The tech tax would partially turn back the clock, bringing back the 1.5% payroll tax, but only for tech companies. But surprisingly, the proposal has met with fierce resistance. The city's tech, political, and media establishment have savaged the proposal, and its mayor called it a 'job-killing' measure that would 'return this city back to the days of the Great Recession'. The San Francisco Chronicle called the tax 'a dangerously dumb idea' that is 'profoundly reckless and self-defeating'.
This debate, when it comes, will sharpen the divide between the two different San Franciscos, and there are few places that divide is more visible than the headquarters of Twitter - a 1937 art deco building in a neighborhood with a high concentration of low-income residents, many of the city's nearly 7,000 homeless people, and single-room occupancy residential hotels that still advertise that their televisions are colour.
A female Google employee stood on the sidewalk one afternoon recently, a block from Twitter HQ, distributing free hot dogs and watermelon to a cluster of homeless and poor people. The food was leftover from an event organized by HandsOn Bay Area, a group that coordinates volunteer activities for corporations. When asked about her work she preferred not to be identified because the company frowns upon its employees speaking to the media.

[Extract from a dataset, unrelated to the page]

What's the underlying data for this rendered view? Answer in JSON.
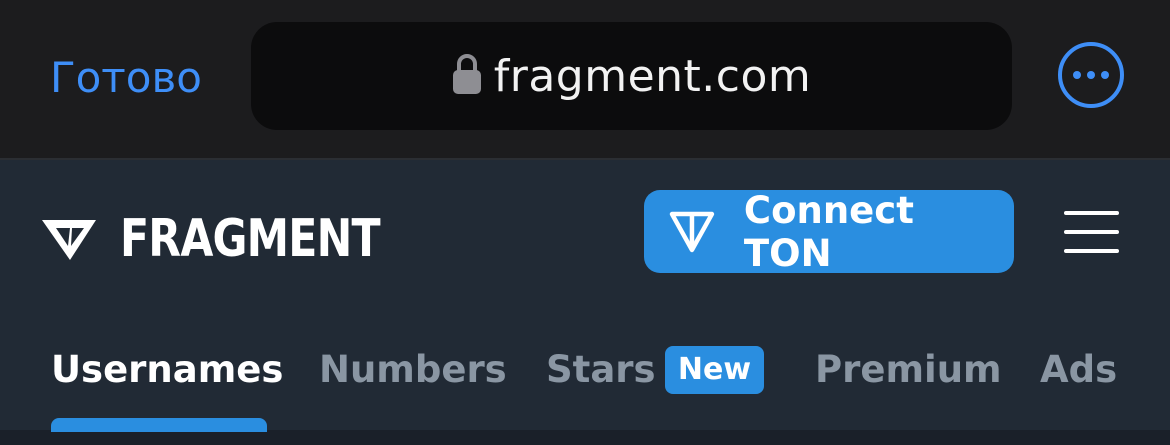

Down the street, millennials were hunched over laptops in the Twitter HQ's plaza. What once was an alley providing access to a wholesale furniture marketplace has been transformed into a pedestrian plaza with an Astro turf lawn, reclaimed wood boardwalks, a gas-fueled fire pit, and a glass gate that can be locked at night. Watching over it all was Robert Shields, a security guard who lives in a residential hotel and says he is worried about getting evicted. His job is pretty simple, he said, and mostly involves keeping homeless people out. The irony is that a guard paid to discourage the homeless is terrified of being evicted. The rich past this city has surely merits a better future and a little more human compassion.